The masks’ façade is made up of a layer of silicone with colored inflating pockets of fluid, which reacts when its wearer encounters another person, sending out ‘messages’ through patterns and shape change. Each color represents one of the six universal emotions: happiness, sadness, surprise, disgust, fear and anger, and the degree of shape change indicates the intensity of feeling.
Under the mask’s façade, an augmented reality system reads the soft robotic output of other masks, and feeds back translations to the user through a lens covering their eye, sharing its analysis and prescribing guidelines for interaction. Where it recognizes anger, it might suggest pacifying hand gestures, where is recognizes sadness, it might suggest comforting words. Through this two-way transfer of information the mask facilitates a new form of expressive communication.

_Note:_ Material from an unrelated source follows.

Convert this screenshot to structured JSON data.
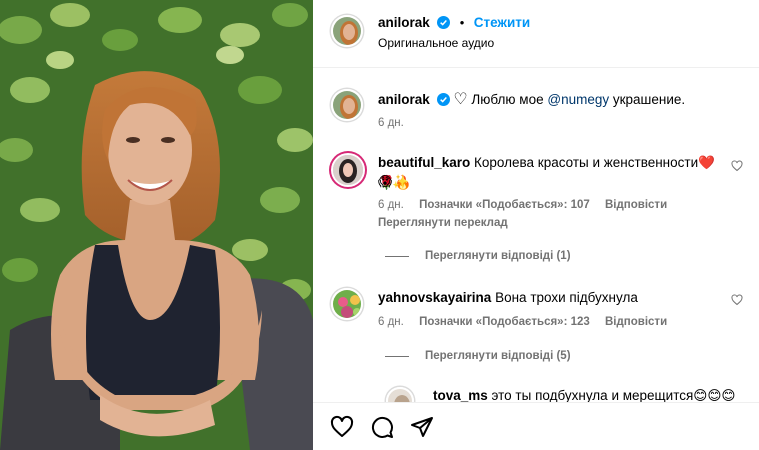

Taking inspiration, and its name, from nature’s vivid aposematic visual warning system, traditions of mask-making, and the role of masks in storytelling, we imagined an almost grotesque accessory – a monstrous abstraction of today’s wearable technology - in order to throw spotlight on our growing and questionable relationship with the virtual, and our retreat from the real world.
We are more connected than ever, yet our connections are arguably worse than they have ever been. This development may have unpredictable and concerning consequences. As a piece of speculative design Aposema encourages a critique on the technology of today, from the newly released face-tracking applications and augmented reality interfaces of Apple’s iPhone, to the rapid growth of intelligent wearables, and the pivotal role social media plays in shaping, not only our relationships, but the way we present ourselves.